The solution is to extract only the common parts and separate them into finer-grained interfaces, removing unnecessary dependencies as shown below.

The Animal below is the top-level interface for implementation.

package com.devkuma.tutorial.solid.isp.ex2;

public interface Animal {
    void run();

    void eat();
}

The Mammal interface inherits the Animal interface and adds a new cry method.

package com.devkuma.tutorial.solid.isp.ex2;

interface Mammal extends Animal {

    void cry();
}

The Reptile interface inherits the Animal interface and does not create additional methods.

package com.devkuma.tutorial.solid.isp.ex2;

interface Reptile extends Animal {
}

The Dog class implements the run and eat methods of the Mammal interface, and also implements cry.

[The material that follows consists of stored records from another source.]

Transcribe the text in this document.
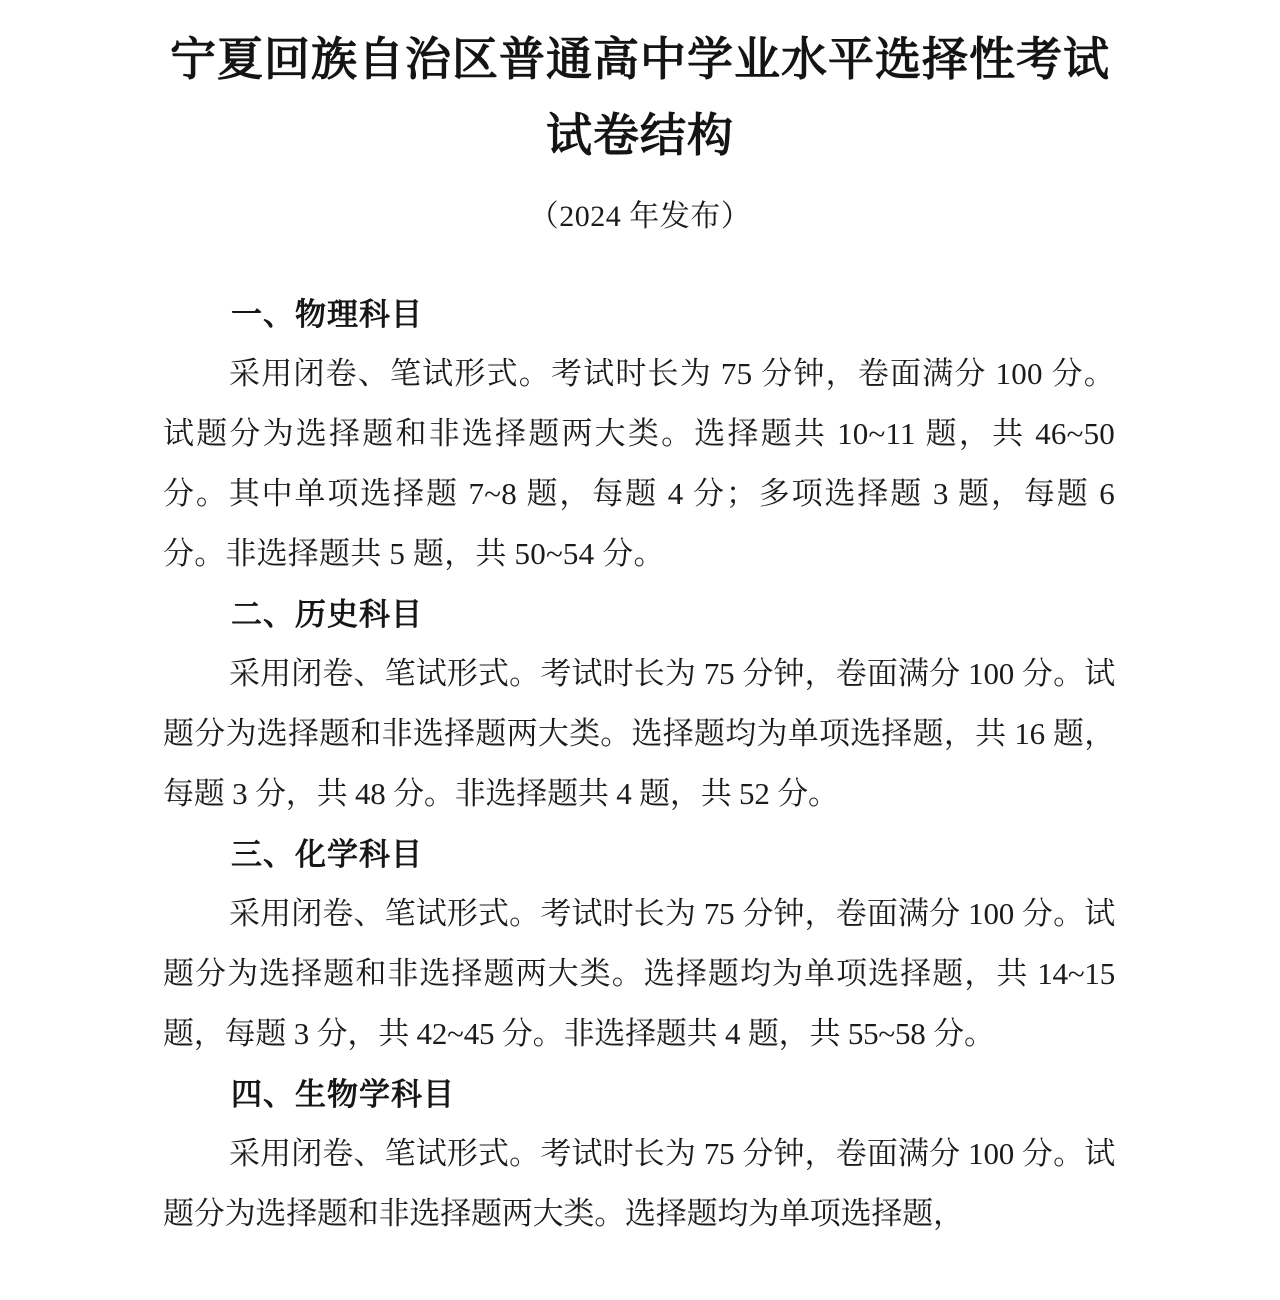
宁夏回族自治区普通高中学业水平选择性考试
试卷结构
（2024 年发布）
一、物理科目

采用闭卷、笔试形式。考试时长为 75 分钟，卷面满分 100 分。试题分为选择题和非选择题两大类。选择题共 10~11 题，共 46~50 分。其中单项选择题 7~8 题，每题 4 分；多项选择题 3 题，每题 6 分。非选择题共 5 题，共 50~54 分。

二、历史科目

采用闭卷、笔试形式。考试时长为 75 分钟，卷面满分 100 分。试题分为选择题和非选择题两大类。选择题均为单项选择题，共 16 题，每题 3 分，共 48 分。非选择题共 4 题，共 52 分。

三、化学科目

采用闭卷、笔试形式。考试时长为 75 分钟，卷面满分 100 分。试题分为选择题和非选择题两大类。选择题均为单项选择题，共 14~15 题，每题 3 分，共 42~45 分。非选择题共 4 题，共 55~58 分。

四、生物学科目

采用闭卷、笔试形式。考试时长为 75 分钟，卷面满分 100 分。试题分为选择题和非选择题两大类。选择题均为单项选择题，
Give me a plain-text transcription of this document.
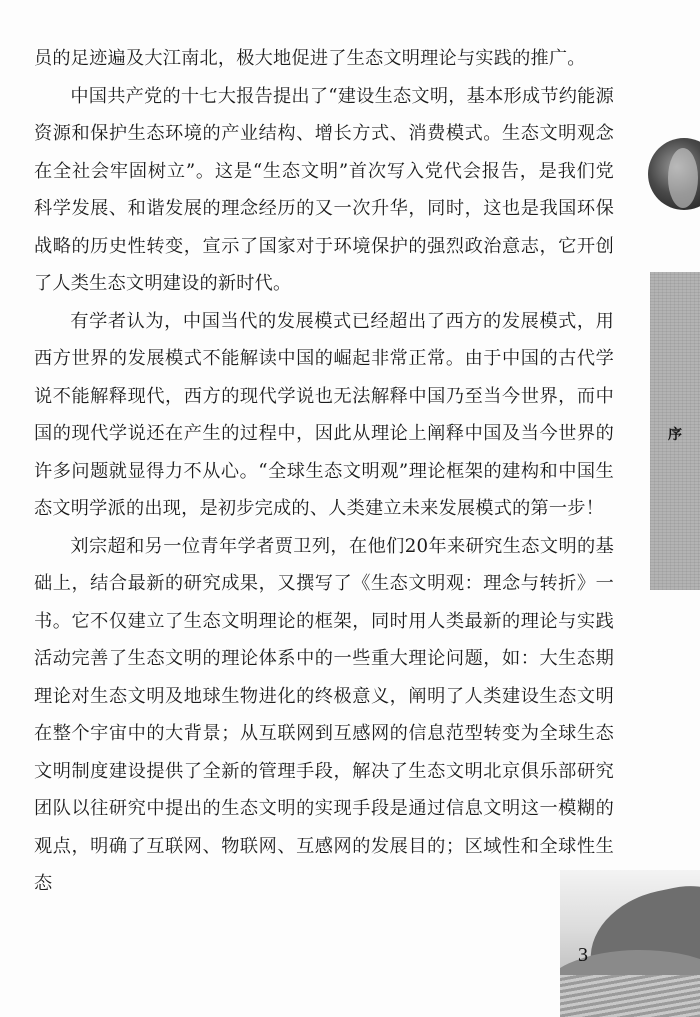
员的足迹遍及大江南北，极大地促进了生态文明理论与实践的推广。

中国共产党的十七大报告提出了“建设生态文明，基本形成节约能源资源和保护生态环境的产业结构、增长方式、消费模式。生态文明观念在全社会牢固树立”。这是“生态文明”首次写入党代会报告，是我们党科学发展、和谐发展的理念经历的又一次升华，同时，这也是我国环保战略的历史性转变，宣示了国家对于环境保护的强烈政治意志，它开创了人类生态文明建设的新时代。

有学者认为，中国当代的发展模式已经超出了西方的发展模式，用西方世界的发展模式不能解读中国的崛起非常正常。由于中国的古代学说不能解释现代，西方的现代学说也无法解释中国乃至当今世界，而中国的现代学说还在产生的过程中，因此从理论上阐释中国及当今世界的许多问题就显得力不从心。“全球生态文明观”理论框架的建构和中国生态文明学派的出现，是初步完成的、人类建立未来发展模式的第一步！

刘宗超和另一位青年学者贾卫列，在他们20年来研究生态文明的基础上，结合最新的研究成果，又撰写了《生态文明观：理念与转折》一书。它不仅建立了生态文明理论的框架，同时用人类最新的理论与实践活动完善了生态文明的理论体系中的一些重大理论问题，如：大生态期理论对生态文明及地球生物进化的终极意义，阐明了人类建设生态文明在整个宇宙中的大背景；从互联网到互感网的信息范型转变为全球生态文明制度建设提供了全新的管理手段，解决了生态文明北京俱乐部研究团队以往研究中提出的生态文明的实现手段是通过信息文明这一模糊的观点，明确了互联网、物联网、互感网的发展目的；区域性和全球性生态

序
3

package com.devkuma.tutorial.solid.isp.ex2;

public class Dog implements Mammal {
    @Override
    public void run() {
        System.out.println("run");
    }

    @Override
    public void eat() {
        System.out.println("eat");
    }

    @Override
    public void cry() {
        System.out.println("cry");
    }
}

The Lizard class implements the run and eat methods of the Reptile interface.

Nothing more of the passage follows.